As well as supporting its indigenous peoples and ‘colonos’ farmers, it is also home to an immense amount of plant and animal species, about 50 percent of which are unique in the world. The nine biomes that exist in the rest of Colombia live together here. In the Sierra Nevada, one finds coral reefs and mangroves swamps, deserts, dry woods, rain forest, Andean and sub-Andean forests, plains, high plains, and the snow-capped peaks of Colon, Bolivar and Reina. It was named a Human and Biosphere Reserve by UNESCO in 1986.

Politically and administratively speaking, the Sierra has been divided into three provinces, ten municipalities, two indigenous reserves, (Arhuaco and Kogi-Malayo), and two National Parks (Sierra Nevada and Tayrona).

The Sierra is vital for the well-being of the whole area.
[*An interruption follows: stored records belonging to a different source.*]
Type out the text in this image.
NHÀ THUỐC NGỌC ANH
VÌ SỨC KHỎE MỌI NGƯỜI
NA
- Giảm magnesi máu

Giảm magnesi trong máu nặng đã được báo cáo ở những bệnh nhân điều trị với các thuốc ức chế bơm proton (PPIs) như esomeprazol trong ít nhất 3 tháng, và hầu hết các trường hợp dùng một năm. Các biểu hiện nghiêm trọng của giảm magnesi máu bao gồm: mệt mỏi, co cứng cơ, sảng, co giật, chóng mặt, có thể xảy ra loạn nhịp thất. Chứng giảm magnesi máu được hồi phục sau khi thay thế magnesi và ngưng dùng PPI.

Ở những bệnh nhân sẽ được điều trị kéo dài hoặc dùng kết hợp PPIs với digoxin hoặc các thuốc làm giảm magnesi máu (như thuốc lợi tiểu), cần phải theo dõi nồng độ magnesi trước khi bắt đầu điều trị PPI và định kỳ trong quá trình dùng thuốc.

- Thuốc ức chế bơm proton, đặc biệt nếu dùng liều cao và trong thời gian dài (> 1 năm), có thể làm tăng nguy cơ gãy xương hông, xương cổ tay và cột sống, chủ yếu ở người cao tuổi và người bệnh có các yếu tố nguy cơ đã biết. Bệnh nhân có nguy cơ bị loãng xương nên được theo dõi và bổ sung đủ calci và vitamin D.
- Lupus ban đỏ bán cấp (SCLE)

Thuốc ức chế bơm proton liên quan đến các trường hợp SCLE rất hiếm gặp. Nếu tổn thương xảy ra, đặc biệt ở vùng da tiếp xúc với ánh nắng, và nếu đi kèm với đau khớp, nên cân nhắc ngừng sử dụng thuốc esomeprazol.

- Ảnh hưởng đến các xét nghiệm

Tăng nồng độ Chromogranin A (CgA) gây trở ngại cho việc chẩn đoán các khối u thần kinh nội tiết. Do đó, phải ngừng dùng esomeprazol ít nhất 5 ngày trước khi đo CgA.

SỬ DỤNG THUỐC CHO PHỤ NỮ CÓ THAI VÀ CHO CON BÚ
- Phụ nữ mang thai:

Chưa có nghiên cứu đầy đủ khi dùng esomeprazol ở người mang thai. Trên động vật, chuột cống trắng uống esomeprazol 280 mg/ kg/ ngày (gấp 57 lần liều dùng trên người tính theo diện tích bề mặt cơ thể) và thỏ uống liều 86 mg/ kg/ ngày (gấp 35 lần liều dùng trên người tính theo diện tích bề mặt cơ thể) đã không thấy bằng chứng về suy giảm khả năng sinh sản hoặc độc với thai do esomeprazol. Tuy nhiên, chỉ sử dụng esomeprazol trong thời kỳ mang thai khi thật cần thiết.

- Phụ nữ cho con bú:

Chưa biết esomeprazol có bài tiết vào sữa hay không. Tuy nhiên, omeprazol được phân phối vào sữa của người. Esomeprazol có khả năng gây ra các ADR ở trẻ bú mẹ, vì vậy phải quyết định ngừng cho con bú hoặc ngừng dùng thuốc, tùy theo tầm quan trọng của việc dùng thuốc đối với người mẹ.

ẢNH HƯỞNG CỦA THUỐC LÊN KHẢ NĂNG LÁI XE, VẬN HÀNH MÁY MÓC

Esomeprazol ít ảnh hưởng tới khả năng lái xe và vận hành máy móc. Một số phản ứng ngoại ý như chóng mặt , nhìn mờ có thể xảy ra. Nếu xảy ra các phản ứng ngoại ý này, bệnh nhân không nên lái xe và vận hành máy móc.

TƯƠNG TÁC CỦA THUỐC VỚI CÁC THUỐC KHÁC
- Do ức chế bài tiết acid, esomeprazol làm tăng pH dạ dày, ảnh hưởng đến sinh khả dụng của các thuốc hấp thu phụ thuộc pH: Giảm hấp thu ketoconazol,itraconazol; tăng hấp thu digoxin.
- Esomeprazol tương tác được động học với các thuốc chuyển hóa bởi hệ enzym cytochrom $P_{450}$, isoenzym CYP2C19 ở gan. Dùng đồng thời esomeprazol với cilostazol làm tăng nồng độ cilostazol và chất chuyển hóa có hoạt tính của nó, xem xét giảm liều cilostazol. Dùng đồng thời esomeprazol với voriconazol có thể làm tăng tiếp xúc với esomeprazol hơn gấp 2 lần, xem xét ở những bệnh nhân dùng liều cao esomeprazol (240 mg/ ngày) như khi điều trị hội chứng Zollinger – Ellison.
Thousands of creeks, streams, and rivers flow from the peaks, through canyons and hills, forming 35 watersheds along the way. These in turn can be divided into three major areas: the Caribbean Sea, the Great Marshlands of Santa Marta, and the Cesar River. Approximately 20,000 indigenous people and 180,000 ‘colonos’ depend on this water, as well as the inhabitants of Santa Marta, Riohacha, Valledupar, and ten municipalities, with their respective villages, plus the watering canals of banana and cattle farms.

There are two main seasons; the ‘wet’ from April to early December, and the ‘dry’ from late December to March. The effect of the prevailing winds means that these seasons are more marked on the northern and western slopes of the mountain. Here, the rainfall is heavier and forest cover is more extensive.